The 79 days of student-led protests paralysed parts of Hong Kong and posed one of the greatest challenges to the central government in Beijing in decades.
But Beijing gave no grounds on demands for greater democracy and resentment among some residents of the city, which enjoys a significant degree of autonomy, has simmered ever since.
The trial centred on an incident on Oct. 15, 2014, at the height of the protests.
A group of police officers was filmed dragging a protester, Ken Tsang, to a dark corner by a pumping substation next to the protest site, where he was kicked and punched. The officers were later suspended from duty.
District court judge David Dufton said in a written summary that all seven officers were “guilty of assault occasioning actual bodily harm”, but were found not guilty of the more serious charge of causing grievous bodily harm.

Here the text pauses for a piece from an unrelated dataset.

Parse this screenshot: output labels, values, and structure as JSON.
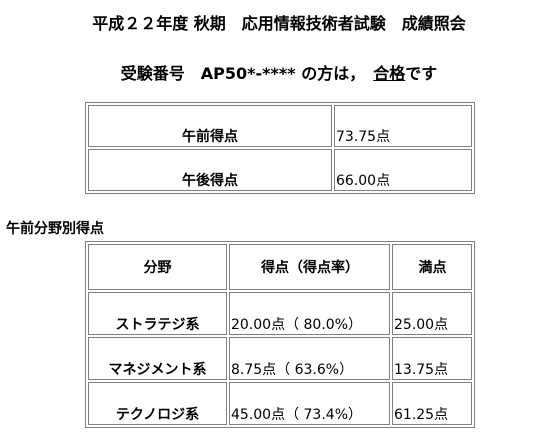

“The court was satisfied that by carrying Tsang to the substation where he was dumped on the ground and immediately assaulted, the only inference to draw was that Tsang was carried ... to be assaulted,” Dufton wrote in a summary of the verdict.
Tsang, a social worker, suffered face, neck and shoulder injuries. He was handcuffed with plastic zip ties at the time, though the court heard he had earlier thrown some liquid at police.
Two senior officers among the seven convicted had not taken part in the assault directly, Dufton said, but should have been duty-bound “to prevent the commission of a crime, even by fellow police officers.” Instead they had encouraged the others to carry out “unlawful personal violence” on Tsang, he added.
The seven men, who had pleaded not guilty, appeared in suits and ties and showed no emotion when the verdict was read. Several of Tsang’s supporters cheered in the public gallery.
Outside the court, Tsang’s supporters were heckled by a group of about 70 people who chanted “support our police”.
The court did not give a date for sentencing. Under Hong Kong law, they could be jailed for up to three years.
Heavy-handed policing is rare in Hong Kong and the case triggered public outrage and deepened tension during the protests in which clashes occasionally erupted.
Tsang told Reuters he needed to consider the verdict before making a statement.
Hong Kong reverted from British to Chinese rule in 1997 under a “one country, two systems” formula that accords the city a degree of autonomy and freedom not enjoyed in mainland China.
China bristles at dissent, however, especially over issues such as demands for universal suffrage.
Many in Hong Kong are increasingly concerned about what they see as Beijing’s meddling in city affairs. Unease about the city’s future has stoked protests and has even led to calls for independence from China.